Ewan McGregor played a grown-up version of the character in the 2018 Disney live-action film Christopher Robin, while Orton O'Brien portrays the character as a child. In this film adaptation, the now adult Christopher is director of efficiency at a luggage company, and Pooh ultimately helps him to devise a plan to significantly decrease the company's expenditures.
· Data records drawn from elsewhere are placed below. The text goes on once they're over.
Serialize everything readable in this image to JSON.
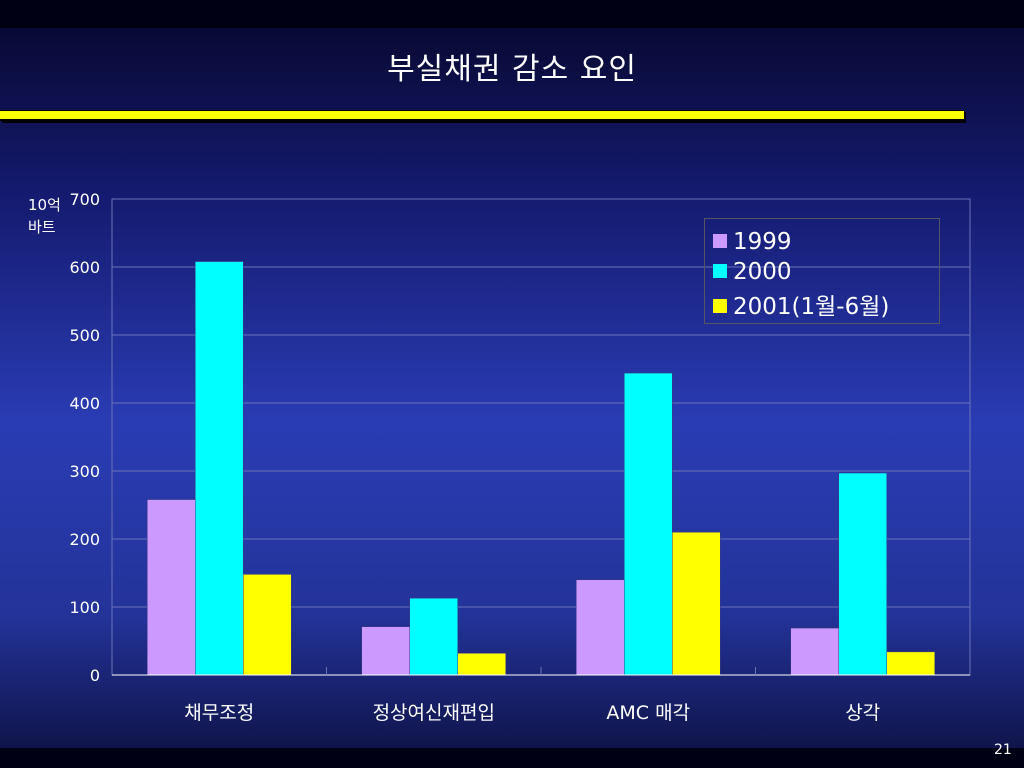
{
  "slide": {
    "title": "부실채권 감소 요인",
    "y_unit_line1": "10억",
    "y_unit_line2": "바트",
    "page_number": "21"
  },
  "colors": {
    "s1999": "#cc99ff",
    "s2000": "#00ffff",
    "s2001": "#ffff00",
    "rule": "#ffff00"
  },
  "chart_data": {
    "type": "bar",
    "title": "",
    "xlabel": "",
    "ylabel": "10억 바트",
    "ylim": [
      0,
      700
    ],
    "yticks": [
      0,
      100,
      200,
      300,
      400,
      500,
      600,
      700
    ],
    "grid": true,
    "legend_position": "top-right",
    "categories": [
      "채무조정",
      "정상여신재편입",
      "AMC 매각",
      "상각"
    ],
    "series": [
      {
        "name": "1999",
        "color": "#cc99ff",
        "values": [
          258,
          71,
          140,
          69
        ]
      },
      {
        "name": "2000",
        "color": "#00ffff",
        "values": [
          608,
          113,
          444,
          297
        ]
      },
      {
        "name": "2001(1월-6월)",
        "color": "#ffff00",
        "values": [
          148,
          32,
          210,
          34
        ]
      }
    ]
  }
}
Christopher Robin has a cameo appearance in the 2023 short film Once Upon a Studio, where, together with his friends, he tries to help Pooh when he is stuck in a photo frame, and being part of the Walt Disney Animation Studios characters who gather to take a group photo.

===Portrayals===
Of the nine main characters, Christopher Robin has the most voice actors. He has been voiced by the following:
- Bruce Reitherman: Winnie the Pooh and the Honey Tree
- Jon Walmsley: Winnie the Pooh and the Blustery Day, The Many Adventures of Winnie the Pooh (also re-recorded Christopher's lines for Honey Tree)
- Timothy Turner: Winnie the Pooh and Tigger Too
- Kim Christianson: Winnie the Pooh and a Day for Eeyore
- Tim Hoskins: The New Adventures of Winnie the Pooh
- Edan Gross: Winnie the Pooh and Christmas Too
- Brady Bluhm: Pooh's Grand Adventure: The Search for Christopher Robin, A Winnie the Pooh Thanksgiving, A Valentine for You and Winnie the Pooh: Seasons of Giving
- Frankie J. Galasso: Pooh's Grand Adventure: The Search for Christopher Robin (singing voice)
- Tom Attenborough: The Tigger Movie
- Tom Wheatley: Piglet's Big Movie
- Kath Soucie: Piglet's Big Movie (singing voice)
- William Green: A Very Merry Pooh Year
- Paul Tiesler: The Book of Pooh
- Struan Erlenborn: My Friends Tigger and Pooh
- Jack Boulter: Winnie the Pooh (2011 film)
- Oliver Bell: Doc McStuffins

Reitherman, Hoskins, Gross and Tiesler are the only actors to use an American accent for the character. All others use received pronunciation.

==Blood and Honey==
In the 2023 horror film Winnie-the-Pooh: Blood and Honey, Christopher Robin was played by Nikolai Leon, with Frederick Dallaway as young Christopher Robin. Like the 2018 Disney film, Christopher Robin is a grown adult, who sees his old friends again. However, due to leaving them for college five years ago, they are feral, and go on a rampage. He is depicted as a victim rather than a killer like his friends, because of the torture his former friends did to him.